Wooden Coffin Yields Mummy

Edited from BBC News, 31 March 2003

Archaeologists in March 2003 announced the discovery of some of the oldest evidence of mummification so far to be uncovered.

Human remains covered in resin and cloth were found inside a five thousand year-old cedar wood coffin at Sakkara near Cairo in Egypt. The coffin had been placed in a tomb which was thought to date from between 3100 BC to 2890 BC during Egypt's First Dynasty.

Dr Zahi Hawass, head of the Egyptian Supreme Council of Antiquities, and his team found more than twenty tombs built of mud bricks in this area, and inside these tombs they found sarcophagi which had remained intact, completely enclosed in mud brick. When he opened up the mud brick he found the oldest mummy inside. It was dated to about 3000 BC and was covered completely with linen when it was found.

Artificial preservation

The Egyptians were known to be burying their dead in small pits in the sand as far back as 5000 BC, relying on the heat and dryness of the desert to preserve bodies. Chemical means of preservation were certainly in use by about 2700 BC.

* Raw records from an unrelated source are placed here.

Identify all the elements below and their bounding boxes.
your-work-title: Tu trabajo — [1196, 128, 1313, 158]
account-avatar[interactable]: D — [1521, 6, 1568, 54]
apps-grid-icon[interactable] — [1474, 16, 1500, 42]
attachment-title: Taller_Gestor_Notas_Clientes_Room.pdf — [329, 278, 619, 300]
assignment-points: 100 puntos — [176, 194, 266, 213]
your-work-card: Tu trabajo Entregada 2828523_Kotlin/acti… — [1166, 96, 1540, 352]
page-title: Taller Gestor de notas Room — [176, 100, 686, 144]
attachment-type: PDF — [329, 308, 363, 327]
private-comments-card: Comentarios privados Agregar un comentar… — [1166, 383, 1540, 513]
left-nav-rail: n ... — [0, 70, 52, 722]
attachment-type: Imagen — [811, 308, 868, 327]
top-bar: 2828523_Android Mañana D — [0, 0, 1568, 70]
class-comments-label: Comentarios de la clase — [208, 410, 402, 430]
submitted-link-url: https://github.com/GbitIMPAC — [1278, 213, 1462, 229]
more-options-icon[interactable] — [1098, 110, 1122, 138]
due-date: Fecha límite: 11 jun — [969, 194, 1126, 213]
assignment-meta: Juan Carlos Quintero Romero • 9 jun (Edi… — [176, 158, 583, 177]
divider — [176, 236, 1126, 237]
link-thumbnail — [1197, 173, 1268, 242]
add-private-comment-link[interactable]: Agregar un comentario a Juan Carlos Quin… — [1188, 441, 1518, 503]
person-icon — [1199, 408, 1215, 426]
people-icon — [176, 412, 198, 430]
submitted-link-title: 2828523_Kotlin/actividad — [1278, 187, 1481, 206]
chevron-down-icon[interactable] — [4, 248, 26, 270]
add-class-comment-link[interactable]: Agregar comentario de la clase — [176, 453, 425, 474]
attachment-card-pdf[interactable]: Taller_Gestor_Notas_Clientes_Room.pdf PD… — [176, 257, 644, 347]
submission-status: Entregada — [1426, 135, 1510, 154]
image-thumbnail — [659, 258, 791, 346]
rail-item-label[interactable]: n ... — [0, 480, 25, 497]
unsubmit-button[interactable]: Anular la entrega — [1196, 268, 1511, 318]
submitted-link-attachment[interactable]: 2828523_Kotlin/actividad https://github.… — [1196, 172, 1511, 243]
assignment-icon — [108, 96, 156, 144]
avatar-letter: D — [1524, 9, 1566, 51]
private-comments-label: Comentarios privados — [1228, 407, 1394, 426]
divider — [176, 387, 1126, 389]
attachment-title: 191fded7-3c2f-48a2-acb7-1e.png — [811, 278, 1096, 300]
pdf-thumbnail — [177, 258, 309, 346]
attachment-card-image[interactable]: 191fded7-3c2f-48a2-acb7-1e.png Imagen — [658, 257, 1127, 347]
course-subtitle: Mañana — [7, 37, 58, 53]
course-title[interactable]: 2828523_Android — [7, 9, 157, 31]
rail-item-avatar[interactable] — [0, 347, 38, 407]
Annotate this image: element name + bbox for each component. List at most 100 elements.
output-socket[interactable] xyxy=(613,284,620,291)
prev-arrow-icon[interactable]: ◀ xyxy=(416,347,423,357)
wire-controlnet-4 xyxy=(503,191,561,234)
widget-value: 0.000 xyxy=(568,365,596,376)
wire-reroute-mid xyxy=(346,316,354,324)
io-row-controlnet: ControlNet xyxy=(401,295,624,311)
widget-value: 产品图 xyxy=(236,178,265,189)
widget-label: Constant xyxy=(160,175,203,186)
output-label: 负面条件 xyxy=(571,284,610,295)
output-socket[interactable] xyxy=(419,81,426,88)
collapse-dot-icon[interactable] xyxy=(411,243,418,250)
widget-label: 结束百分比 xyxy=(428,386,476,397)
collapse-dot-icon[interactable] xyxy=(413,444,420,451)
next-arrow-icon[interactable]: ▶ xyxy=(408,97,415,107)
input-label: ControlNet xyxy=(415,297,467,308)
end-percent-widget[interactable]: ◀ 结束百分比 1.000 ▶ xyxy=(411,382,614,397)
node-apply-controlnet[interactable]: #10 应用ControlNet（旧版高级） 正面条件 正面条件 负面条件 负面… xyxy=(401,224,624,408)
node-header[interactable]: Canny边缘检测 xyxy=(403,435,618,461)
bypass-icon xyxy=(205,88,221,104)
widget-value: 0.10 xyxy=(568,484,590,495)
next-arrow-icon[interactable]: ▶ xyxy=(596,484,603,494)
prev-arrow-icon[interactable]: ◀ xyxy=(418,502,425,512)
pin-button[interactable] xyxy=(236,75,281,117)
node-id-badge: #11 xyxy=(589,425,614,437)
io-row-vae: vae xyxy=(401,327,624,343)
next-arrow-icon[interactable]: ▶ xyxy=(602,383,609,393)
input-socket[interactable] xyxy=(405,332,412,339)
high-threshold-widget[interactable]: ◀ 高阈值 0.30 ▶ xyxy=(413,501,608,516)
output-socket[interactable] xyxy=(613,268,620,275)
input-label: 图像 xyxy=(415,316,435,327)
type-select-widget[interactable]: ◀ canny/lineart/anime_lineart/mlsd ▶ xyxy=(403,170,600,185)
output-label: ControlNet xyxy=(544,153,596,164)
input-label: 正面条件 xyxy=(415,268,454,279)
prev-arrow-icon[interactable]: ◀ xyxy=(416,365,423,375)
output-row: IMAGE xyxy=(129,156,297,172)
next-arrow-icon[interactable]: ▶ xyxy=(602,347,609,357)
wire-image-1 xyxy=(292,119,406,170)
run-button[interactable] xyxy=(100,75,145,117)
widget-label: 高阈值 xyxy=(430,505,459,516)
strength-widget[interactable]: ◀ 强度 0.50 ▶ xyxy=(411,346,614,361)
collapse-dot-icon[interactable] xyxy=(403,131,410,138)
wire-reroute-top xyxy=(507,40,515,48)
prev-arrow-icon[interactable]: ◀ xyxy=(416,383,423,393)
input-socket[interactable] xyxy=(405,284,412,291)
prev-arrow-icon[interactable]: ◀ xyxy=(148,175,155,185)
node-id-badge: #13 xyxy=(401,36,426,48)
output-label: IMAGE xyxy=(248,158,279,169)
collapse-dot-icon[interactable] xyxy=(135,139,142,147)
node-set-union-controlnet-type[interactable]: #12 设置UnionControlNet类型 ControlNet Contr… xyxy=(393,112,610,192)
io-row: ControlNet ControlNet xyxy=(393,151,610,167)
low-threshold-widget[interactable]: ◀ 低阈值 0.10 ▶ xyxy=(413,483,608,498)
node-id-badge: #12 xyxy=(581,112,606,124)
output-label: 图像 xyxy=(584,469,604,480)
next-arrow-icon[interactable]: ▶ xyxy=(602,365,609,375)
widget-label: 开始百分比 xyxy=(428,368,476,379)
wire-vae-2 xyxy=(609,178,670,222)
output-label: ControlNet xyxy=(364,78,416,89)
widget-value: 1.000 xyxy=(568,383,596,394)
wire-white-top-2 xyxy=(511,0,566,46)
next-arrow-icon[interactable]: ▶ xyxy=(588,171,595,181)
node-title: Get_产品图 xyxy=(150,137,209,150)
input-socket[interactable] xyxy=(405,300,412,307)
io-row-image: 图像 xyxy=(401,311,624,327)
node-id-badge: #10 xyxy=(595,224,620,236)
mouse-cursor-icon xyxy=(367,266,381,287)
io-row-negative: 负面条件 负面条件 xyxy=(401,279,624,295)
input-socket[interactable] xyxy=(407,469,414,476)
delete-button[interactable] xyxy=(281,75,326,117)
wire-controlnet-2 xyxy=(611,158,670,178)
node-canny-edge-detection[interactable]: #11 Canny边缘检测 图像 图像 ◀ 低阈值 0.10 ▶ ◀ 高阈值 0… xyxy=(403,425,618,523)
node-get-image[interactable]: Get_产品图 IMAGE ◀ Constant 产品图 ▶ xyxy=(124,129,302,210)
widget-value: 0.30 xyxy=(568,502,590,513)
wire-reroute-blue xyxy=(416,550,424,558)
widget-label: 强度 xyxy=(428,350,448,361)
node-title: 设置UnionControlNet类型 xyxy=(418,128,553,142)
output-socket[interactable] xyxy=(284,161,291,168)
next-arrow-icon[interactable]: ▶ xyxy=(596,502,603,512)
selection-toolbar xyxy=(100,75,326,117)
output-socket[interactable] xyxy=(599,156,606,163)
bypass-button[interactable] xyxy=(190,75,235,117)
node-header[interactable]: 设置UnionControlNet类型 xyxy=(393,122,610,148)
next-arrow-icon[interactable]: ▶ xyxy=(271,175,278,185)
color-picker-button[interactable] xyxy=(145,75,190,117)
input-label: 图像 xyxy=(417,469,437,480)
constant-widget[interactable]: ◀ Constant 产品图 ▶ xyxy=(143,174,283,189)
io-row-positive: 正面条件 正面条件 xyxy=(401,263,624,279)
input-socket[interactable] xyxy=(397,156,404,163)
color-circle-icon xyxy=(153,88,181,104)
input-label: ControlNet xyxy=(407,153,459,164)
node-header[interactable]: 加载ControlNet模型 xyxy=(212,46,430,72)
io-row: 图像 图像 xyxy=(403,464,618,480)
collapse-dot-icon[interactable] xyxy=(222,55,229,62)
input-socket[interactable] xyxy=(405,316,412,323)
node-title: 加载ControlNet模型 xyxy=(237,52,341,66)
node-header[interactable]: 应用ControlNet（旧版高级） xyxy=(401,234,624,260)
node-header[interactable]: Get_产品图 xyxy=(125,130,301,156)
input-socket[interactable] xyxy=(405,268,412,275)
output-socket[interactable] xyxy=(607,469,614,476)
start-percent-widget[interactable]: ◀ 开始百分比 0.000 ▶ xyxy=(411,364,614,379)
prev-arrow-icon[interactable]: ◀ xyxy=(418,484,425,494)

Methods used between 1567-1200 BC were the most effective at preserving the dead, and the remains of King Ramses II, who ruled during that period, have been displayed at the Egyptian Museum.

Mummification could involve the removal and dehydration of internal organs and embalming with linens and resins. In the few years before this particular discovery, Egyptian experts had already revised their views on how long mummification had been going on.

Some bodies were found at Hierakonpolis in the southern part of the Nile Valley. They showed signs of mummification with resin and linen and these could be dated back to around 3400 BC. This latest find was obviously a very early example of mummification. Any new information like this was bound to add to existing knowledge of what was quite an unclear picture.